The former councilor of the Cabildo and former general secretary of the PSOE in Lanzarote, Carlos Espino, sent a letter this Wednesday to the federal leadership of the party requesting his suspension as a member after the latest order issued by Judge Rafael Lis, which closes the investigation of a case against him and initiates the procedure to bring him to trial along with four other people, for the granting of the territorial qualification to a gas station in 2008.
"I have full confidence that this order will be annulled in a few days. However, I am aware that our rules establish that you cannot be a member of the party in the personal circumstances in which I find myself, so I request, much to my regret, to be suspended from membership", Espino points out in that letter addressed to the Federal Department of Affiliation and Censuses of the PSOE, in which he explains that he currently does not hold "any position, either public or organic", so his request "will not generate any other additional problem".
In addition, he insists that he trusts "to be able to request sooner rather than later that" his "status as a member" be reactivated, thus announcing his intention to appeal this order from Judge Lis, which was notified to him this Wednesday, hours before he sent this letter to the party requesting his suspension of membership.
An association "created to hinder procedures" that he denounced
In his letter, Espino explains that the order to initiate the Abbreviated Procedure against him "derives from preliminary proceedings followed at the request of the so-called Jiménez de Asúa Association of Jurists", of which he states that "it has been created to hinder different judicial procedures derived from certain complaints" filed by him years ago. In this regard, he adds that "this personal opinion" about the association that denounced him "is supported by the resolutions of different courts that have expelled the aforementioned association from many of those procedures, applying very harsh qualifiers to them", such as the one used by the Prosecutor's Office when comparing it to a "Trojan horse with illegitimate interests".

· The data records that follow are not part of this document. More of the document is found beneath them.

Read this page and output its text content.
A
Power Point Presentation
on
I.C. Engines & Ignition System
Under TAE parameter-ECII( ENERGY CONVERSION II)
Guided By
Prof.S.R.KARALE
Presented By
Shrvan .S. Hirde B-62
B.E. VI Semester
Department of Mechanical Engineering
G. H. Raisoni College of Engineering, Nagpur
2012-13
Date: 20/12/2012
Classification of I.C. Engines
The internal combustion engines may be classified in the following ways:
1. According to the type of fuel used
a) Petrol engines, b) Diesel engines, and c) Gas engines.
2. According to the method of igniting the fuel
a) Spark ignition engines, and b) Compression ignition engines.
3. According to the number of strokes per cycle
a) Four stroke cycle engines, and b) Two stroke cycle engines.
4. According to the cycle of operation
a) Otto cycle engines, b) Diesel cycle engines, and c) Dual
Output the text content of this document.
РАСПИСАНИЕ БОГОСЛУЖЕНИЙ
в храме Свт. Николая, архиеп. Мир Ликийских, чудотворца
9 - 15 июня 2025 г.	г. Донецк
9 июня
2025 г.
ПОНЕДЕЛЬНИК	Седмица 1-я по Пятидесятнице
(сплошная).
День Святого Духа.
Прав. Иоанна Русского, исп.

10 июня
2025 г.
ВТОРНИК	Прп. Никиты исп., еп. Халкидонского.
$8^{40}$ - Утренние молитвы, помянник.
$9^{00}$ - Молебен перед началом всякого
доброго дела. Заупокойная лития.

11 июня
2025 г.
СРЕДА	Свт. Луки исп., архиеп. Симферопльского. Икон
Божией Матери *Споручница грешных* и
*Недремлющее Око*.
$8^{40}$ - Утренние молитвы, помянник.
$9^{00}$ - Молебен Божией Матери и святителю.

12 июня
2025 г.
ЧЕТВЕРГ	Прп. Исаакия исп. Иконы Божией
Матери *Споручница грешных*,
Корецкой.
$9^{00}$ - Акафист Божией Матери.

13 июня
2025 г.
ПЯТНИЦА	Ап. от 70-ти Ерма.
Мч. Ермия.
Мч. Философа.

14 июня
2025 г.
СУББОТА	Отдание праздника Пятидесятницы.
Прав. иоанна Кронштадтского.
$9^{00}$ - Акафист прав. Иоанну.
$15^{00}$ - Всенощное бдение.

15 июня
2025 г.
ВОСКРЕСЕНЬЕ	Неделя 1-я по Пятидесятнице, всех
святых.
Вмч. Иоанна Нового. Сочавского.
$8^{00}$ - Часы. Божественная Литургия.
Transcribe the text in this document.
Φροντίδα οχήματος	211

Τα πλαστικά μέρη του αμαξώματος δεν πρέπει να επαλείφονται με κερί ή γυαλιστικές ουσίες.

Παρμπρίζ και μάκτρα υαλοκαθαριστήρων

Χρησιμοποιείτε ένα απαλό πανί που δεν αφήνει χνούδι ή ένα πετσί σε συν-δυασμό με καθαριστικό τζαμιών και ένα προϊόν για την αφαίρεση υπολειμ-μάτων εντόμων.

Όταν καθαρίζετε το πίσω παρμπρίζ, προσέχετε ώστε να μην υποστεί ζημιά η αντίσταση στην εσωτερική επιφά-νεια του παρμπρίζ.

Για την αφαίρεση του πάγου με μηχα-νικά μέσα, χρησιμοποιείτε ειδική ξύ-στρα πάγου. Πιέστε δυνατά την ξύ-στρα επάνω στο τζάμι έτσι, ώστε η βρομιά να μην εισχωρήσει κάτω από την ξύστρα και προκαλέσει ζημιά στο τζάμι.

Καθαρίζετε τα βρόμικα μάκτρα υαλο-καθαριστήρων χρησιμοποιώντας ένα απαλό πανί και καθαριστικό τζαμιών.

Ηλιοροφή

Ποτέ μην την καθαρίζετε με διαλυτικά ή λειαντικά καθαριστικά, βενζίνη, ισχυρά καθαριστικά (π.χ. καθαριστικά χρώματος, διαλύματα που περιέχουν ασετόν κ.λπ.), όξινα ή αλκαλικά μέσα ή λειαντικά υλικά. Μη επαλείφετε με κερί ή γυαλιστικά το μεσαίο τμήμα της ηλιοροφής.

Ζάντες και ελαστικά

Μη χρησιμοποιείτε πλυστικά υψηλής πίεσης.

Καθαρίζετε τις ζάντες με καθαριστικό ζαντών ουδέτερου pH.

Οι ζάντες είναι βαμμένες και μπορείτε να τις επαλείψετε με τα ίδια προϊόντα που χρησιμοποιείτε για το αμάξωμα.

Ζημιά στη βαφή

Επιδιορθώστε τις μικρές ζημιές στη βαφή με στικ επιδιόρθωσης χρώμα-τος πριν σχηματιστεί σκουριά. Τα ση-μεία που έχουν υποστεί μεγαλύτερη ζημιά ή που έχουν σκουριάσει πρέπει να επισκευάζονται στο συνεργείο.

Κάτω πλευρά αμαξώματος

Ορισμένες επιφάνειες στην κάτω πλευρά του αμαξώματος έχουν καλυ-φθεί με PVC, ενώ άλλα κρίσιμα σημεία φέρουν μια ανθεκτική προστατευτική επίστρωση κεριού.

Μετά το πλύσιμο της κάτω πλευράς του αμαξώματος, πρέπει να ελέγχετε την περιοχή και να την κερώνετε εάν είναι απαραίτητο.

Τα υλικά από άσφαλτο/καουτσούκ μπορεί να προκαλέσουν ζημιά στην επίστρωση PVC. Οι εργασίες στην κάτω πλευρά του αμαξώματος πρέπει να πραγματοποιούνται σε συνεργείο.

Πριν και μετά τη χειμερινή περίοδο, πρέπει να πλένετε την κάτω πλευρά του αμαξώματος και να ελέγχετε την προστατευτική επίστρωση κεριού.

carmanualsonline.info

However, the former councilor regrets that this association has "found a special welcome from the judge who is handling this procedure" and who has decided to initiate the procedure to bring him to trial against the criteria of the Public Prosecutor's Office, which in January asked that the case be dismissed for not seeing evidence of a crime. "Despite my enormous respect for our judicial system, I cannot help but show my astonishment at the resolution now issued, given that it is in direct contradiction with the position of the Prosecutor's Office, which requests the dismissal", Espino underlines.
In addition, he adds that "the circumstances in which" that order "was issued cause at least distrust", since "the resolution is dated last Sunday, April 29, something that is not accidental, since the judge who signs it must leave his court on May 2, after being sanctioned with six months" of suspension from employment and salary, "precisely for actions related to the aforementioned Association, for the benefit of some of the people" he himself denounced.